If you want to keep your website running smoothly and securely, it’s a good idea to change or update the server version of your PHP software since PHP 7.3 will soon be a minimum requirement for self-hosted WordPress. And, since PHP is the programming language that forms the backbone of WordPress, this is one tutorial you shouldn’t put off.
So let’s get to it – why you need to upgrade, the possible drawbacks, and how to actually upgrade your server to PHP 7.
Why You Should Upgrade WordPress to PHP 7
If you’re running a WordPress site on your server, then you obviously have PHP already installed. So why bother upgrading when everything seems to be running fine?
Here are some of the most common reasons why you should update the version of PHP on your server:
- PHP 7 is starting to be a minimum requirement for some WordPress plugins
- PHP 7 will be a minimum requirement for WordPress core
- PHP 7 fixes countless security holes in older versions
- PHP 7 is up to 4 times faster than 5.x
These are all valid reasons, but before you go ahead and update PHP, there are drawbacks to upgrading that you should carefully consider and plan for.
Possible Side Effects
When you make the switch, it’s not all sunshine, lollipops and rainbows, unfortunately.

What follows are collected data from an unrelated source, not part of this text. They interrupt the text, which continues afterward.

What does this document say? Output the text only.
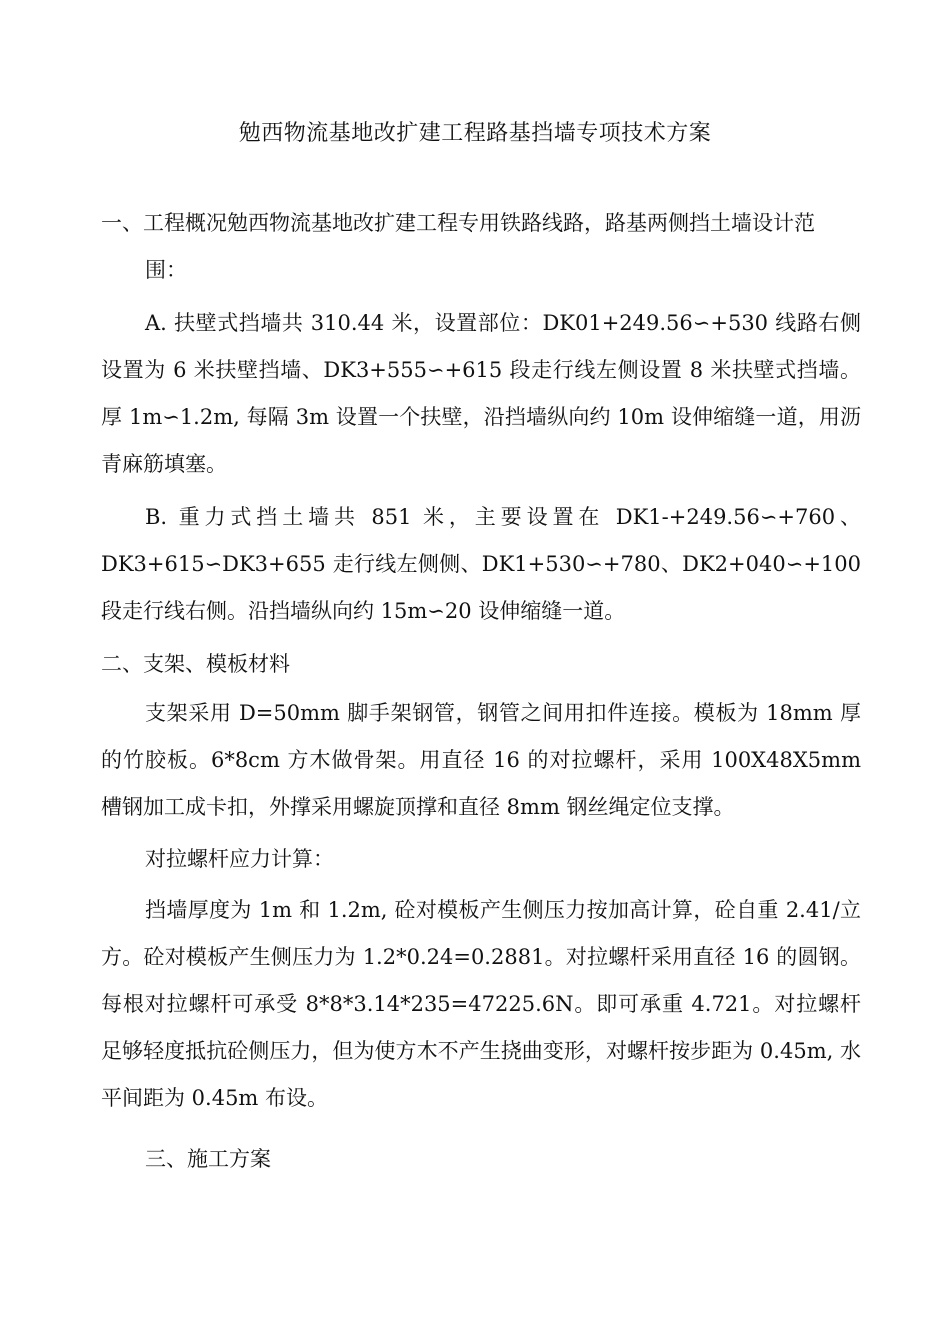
勉西物流基地改扩建工程路基挡墙专项技术方案
一、工程概况勉西物流基地改扩建工程专用铁路线路，路基两侧挡土墙设计范
围：
A. 扶壁式挡墙共 310.44 米，设置部位：DK01+249.56∽+530 线路右侧设置为 6 米扶壁挡墙、DK3+555∽+615 段走行线左侧设置 8 米扶壁式挡墙。厚 1m∽1.2m, 每隔 3m 设置一个扶壁，沿挡墙纵向约 10m 设伸缩缝一道，用沥青麻筋填塞。
B. 重力式挡土墙共 851 米，主要设置在 DK1-+249.56∽+760、DK3+615∽DK3+655 走行线左侧侧、DK1+530∽+780、DK2+040∽+100 段走行线右侧。沿挡墙纵向约 15m∽20 设伸缩缝一道。
二、支架、模板材料
支架采用 D=50mm 脚手架钢管，钢管之间用扣件连接。模板为 18mm 厚的竹胶板。6*8cm 方木做骨架。用直径 16 的对拉螺杆，采用 100X48X5mm 槽钢加工成卡扣，外撑采用螺旋顶撑和直径 8mm 钢丝绳定位支撑。
对拉螺杆应力计算：
挡墙厚度为 1m 和 1.2m, 砼对模板产生侧压力按加高计算，砼自重 2.41/立方。砼对模板产生侧压力为 1.2*0.24=0.2881。对拉螺杆采用直径 16 的圆钢。每根对拉螺杆可承受 8*8*3.14*235=47225.6N。即可承重 4.721。对拉螺杆足够轻度抵抗砼侧压力，但为使方木不产生挠曲变形，对螺杆按步距为 0.45m, 水平间距为 0.45m 布设。
三、施工方案
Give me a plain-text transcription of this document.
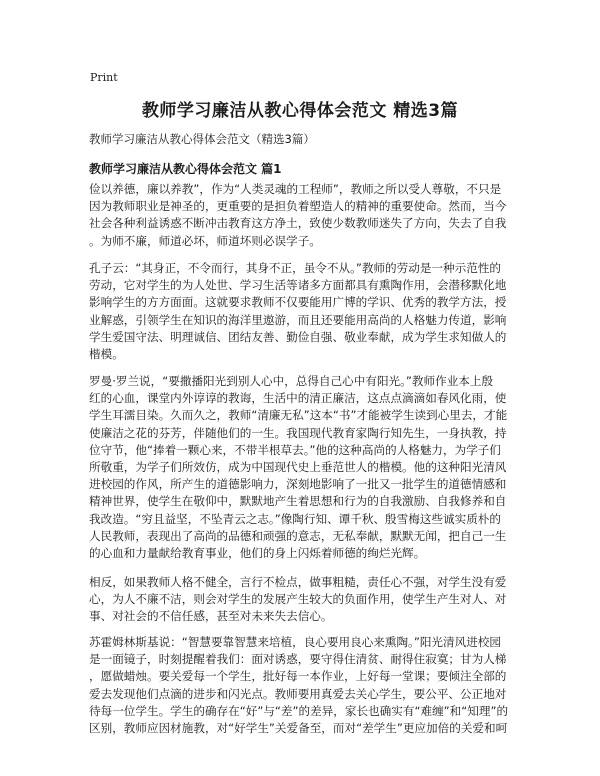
Print
教师学习廉洁从教心得体会范文 精选3篇
教师学习廉洁从教心得体会范文（精选3篇）
教师学习廉洁从教心得体会范文 篇1
俭以养德，廉以养教”，作为“人类灵魂的工程师”，教师之所以受人尊敬，不只是
因为教师职业是神圣的，更重要的是担负着塑造人的精神的重要使命。然而，当今
社会各种利益诱惑不断冲击教育这方净土，致使少数教师迷失了方向，失去了自我
。为师不廉，师道必坏，师道坏则必误学子。
孔子云：“其身正，不令而行，其身不正，虽令不从。”教师的劳动是一种示范性的
劳动，它对学生的为人处世、学习生活等诸多方面都具有熏陶作用，会潜移默化地
影响学生的方方面面。这就要求教师不仅要能用广博的学识、优秀的教学方法，授
业解惑，引领学生在知识的海洋里遨游，而且还要能用高尚的人格魅力传道，影响
学生爱国守法、明理诚信、团结友善、勤俭自强、敬业奉献，成为学生求知做人的
楷模。
罗曼·罗兰说，“要撒播阳光到别人心中，总得自己心中有阳光。”教师作业本上殷
红的心血，课堂内外谆谆的教诲，生活中的清正廉洁，这点点滴滴如春风化雨，使
学生耳濡目染。久而久之，教师“清廉无私”这本“书”才能被学生读到心里去，才能
使廉洁之花的芬芳，伴随他们的一生。我国现代教育家陶行知先生，一身执教，持
位守节，他“捧着一颗心来，不带半根草去。”他的这种高尚的人格魅力，为学子们
所敬重，为学子们所效仿，成为中国现代史上垂范世人的楷模。他的这种阳光清风
进校园的作风，所产生的道德影响力，深刻地影响了一批又一批学生的道德情感和
精神世界，使学生在敬仰中，默默地产生着思想和行为的自我激励、自我修养和自
我改造。“穷且益坚，不坠青云之志。”像陶行知、谭千秋、殷雪梅这些诚实质朴的
人民教师，表现出了高尚的品德和顽强的意志，无私奉献，默默无闻，把自己一生
的心血和力量献给教育事业，他们的身上闪烁着师德的绚烂光辉。
相反，如果教师人格不健全，言行不检点，做事粗糙，责任心不强，对学生没有爱
心，为人不廉不洁，则会对学生的发展产生较大的负面作用，使学生产生对人、对
事、对社会的不信任感，甚至对未来失去信心。
苏霍姆林斯基说：“智慧要靠智慧来培植，良心要用良心来熏陶。”阳光清风进校园
是一面镜子，时刻提醒着我们：面对诱惑，要守得住清贫、耐得住寂寞；甘为人梯
，愿做蜡烛。要关爱每一个学生，批好每一本作业，上好每一堂课；要倾注全部的
爱去发现他们点滴的进步和闪光点。教师要用真爱去关心学生，要公平、公正地对
待每一位学生。学生的确存在“好”与“差”的差异，家长也确实有“难缠”和“知理”的
区别，教师应因材施教，对“好学生”关爱备至，而对“差学生”更应加倍的关爱和呵
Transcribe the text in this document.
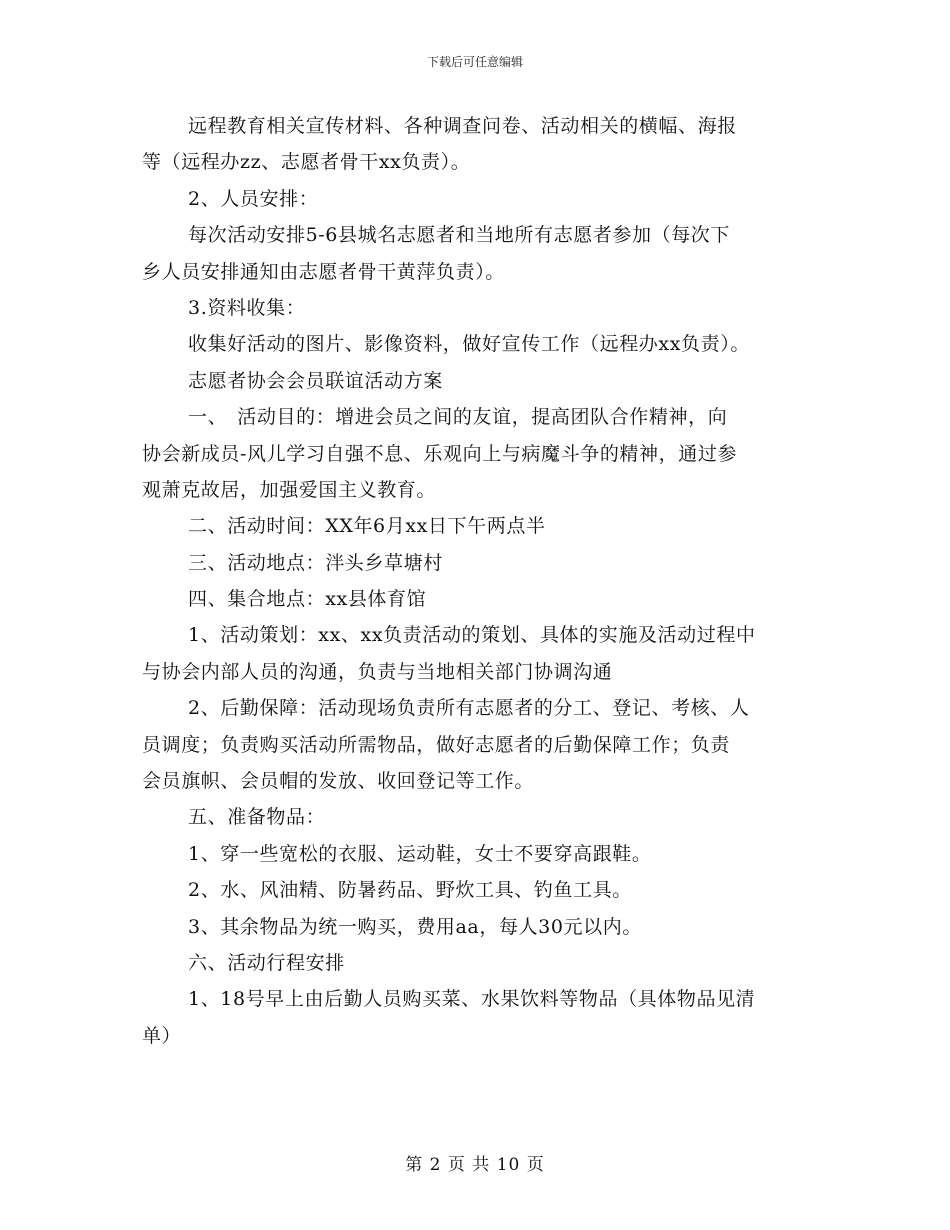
下载后可任意编辑
远程教育相关宣传材料、各种调查问卷、活动相关的横幅、海报
等（远程办zz、志愿者骨干xx负责）。
2、人员安排：
每次活动安排5-6县城名志愿者和当地所有志愿者参加（每次下
乡人员安排通知由志愿者骨干黄萍负责）。
3.资料收集：
收集好活动的图片、影像资料，做好宣传工作（远程办xx负责）。
志愿者协会会员联谊活动方案
一、　活动目的：增进会员之间的友谊，提高团队合作精神，向
协会新成员-风儿学习自强不息、乐观向上与病魔斗争的精神，通过参
观萧克故居，加强爱国主义教育。
二、活动时间：XX年6月xx日下午两点半
三、活动地点：泮头乡草塘村
四、集合地点：xx县体育馆
1、活动策划：xx、xx负责活动的策划、具体的实施及活动过程中
与协会内部人员的沟通，负责与当地相关部门协调沟通
2、后勤保障：活动现场负责所有志愿者的分工、登记、考核、人
员调度；负责购买活动所需物品，做好志愿者的后勤保障工作；负责
会员旗帜、会员帽的发放、收回登记等工作。
五、准备物品：
1、穿一些宽松的衣服、运动鞋，女士不要穿高跟鞋。
2、水、风油精、防暑药品、野炊工具、钓鱼工具。
3、其余物品为统一购买，费用aa，每人30元以内。
六、活动行程安排
1、18号早上由后勤人员购买菜、水果饮料等物品（具体物品见清
单）
第 2 页 共 10 页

The main thing you need to keep in mind before you upgrade is that not all your plugins, themes and scripts are necessarily compatible with the latest or specific version of PHP you want to use. If there’s an issue here, it could partially or completely break your site.
Each version of PHP brings on some variation of improvements, and possible fixes, security patches and structures to code. While some updates are less comprehensive than others, many versions include improvements or changes that make certain parts of older versions obsolete.
If you use plugins, themes or scripts on your site that rely on outdated PHP code and you upgrade to a newer version of PHP, the changes from the upgrade would cause old code on your site to be incompatible and break.
While this may not always happen, it’s important to review the changes you can expect to see in the version of PHP you want to use before you complete the upgrade. That way, you can review your site for code that wouldn’t be compatible so you can modify it to work.
Besides manually checking your site for possible pain points, there may be plugins available to automatically do a scan of your site to determine whether your site would be compatible if you upgrade.
When you upgrade to PHP 7, the areas which are most susceptible to breaking are:
- Pretty permalinks and rewrite rules
- Regular expressions
- Classes initialisation
- String matching
- Array parsing and indexing
- …and more
Checking PHP Compatibility
Here are some plugins you may find helpful in your quest for PHP compatibility:
- PHP Compatibility Checker – The WP Engine PHP Compatibility Checker can be used by any WordPress website on any web host to check PHP version compatibility. This plugin will lint theme and plugin code inside your WordPress file system and give you back a report of compatibility issues for you to fix.
- Query Monitor – Query Monitor is a debugging plugin for anyone developing with WordPress. It has some advanced features not available in other debugging plugins, including debugging of AJAX calls, REST API requests, redirects, and the ability to narrow down its output by plugin or theme.
- Debug Bar – Adds a debug menu to the admin bar that shows query, cache, and other helpful debugging information.
You can also enable error logging manually by using
WP_DEBUG. Read about debugging WordPress: How to Use WP_DEBUG and remember not to use this on a production site.
You can also see what has changed for each version of PHP before you upgrade:
- Migrating from PHP 5.6.x to PHP 7.0.x
- Migrating from PHP 7.0.x to PHP 7.1.x
- Migrating from PHP 7.1.x to PHP 7.2.x
- Migrating from PHP 7.2.x to PHP 7.3.x
- Migrating from PHP 7.3.x to PHP 7.4.x
If you find that you’re using a plugin, theme or script that isn’t compatible with the version of PHP you need, you can contact the author or a developer to help resolve the issue.